Legality of Operating as a Sole Proprietor (and Things to Consider)
A sole proprietorship is the most basic and common way to operate a business. A sole proprietorship is an unincorporated business where the sole owner pays personal income tax on the profits from the business. Legally, there is no distinction between you as a business owner and the business. You are entitled to all of the profits from your business and in turn you are also responsible for all of the losses and liabilities of the business.
Legal Requirements for Sole Proprietorships
However, operating a business as a sole proprietorship doesn’t mean that there aren’t any rules that you need to follow. In many states and municipalities, you will be required to obtain a business license and certain permits before you can operate your business. You may also decide that you want to use a fictitious business name, which is commonly referred to as a “DBA.” If you choose to use a DBA for your business, your state may also require you to register the DBA for your business.
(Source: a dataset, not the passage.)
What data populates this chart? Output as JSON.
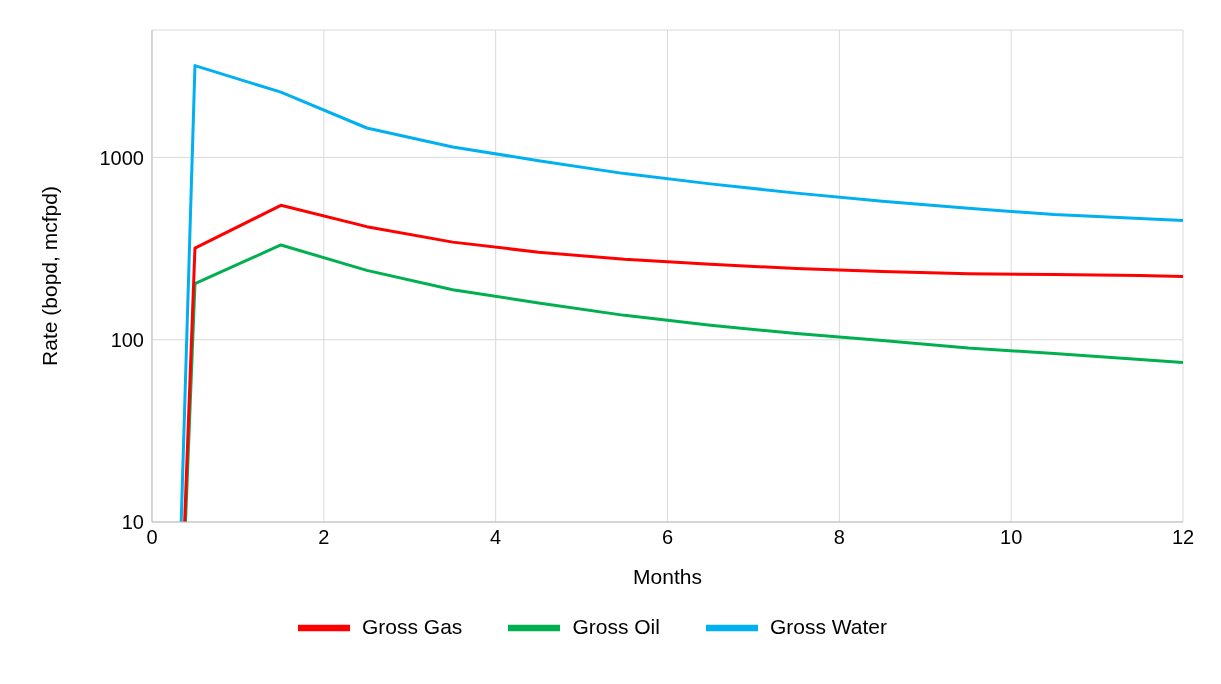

Sole Proprietorships and Taxation
As a sole proprietor, you will be considered as self-employed for tax purposes. The IRS requires that you report all income and expenses related to your rideshare or homeshare business whenever your net earnings for the year exceed $400. You must report your income and expenses on Schedule C and the self-employment tax you owe on Schedule SE, when you file Form 1040. As a self-employed individual, you are also responsible for paying self-employment tax on a quarterly basis during the year.
Although, a sole proprietorship offers many advantages with regard to the filing and reporting rules, one major drawback is the potential liability. As a sole proprietor, you are personally responsible for all of the debts of your business, which may exceed all of your personal assets. If your business is sued and a judgment is brought against your business, all of your personal assets, including bank accounts, retirement accounts, and even your car or home could be at risk.
In addition, it is not possible to raise capital by selling stock in the business to potential investors with a sole proprietorship. Sole proprietorships also do not retain value because they are not likely to survive death or the incapacity of the owner.
The Bottom Line
While there is no easier way to launch a business than as a sole proprietor and it is perfectly legal to operate your rideshare or homeshare business as such, the potential liability is a major drawback.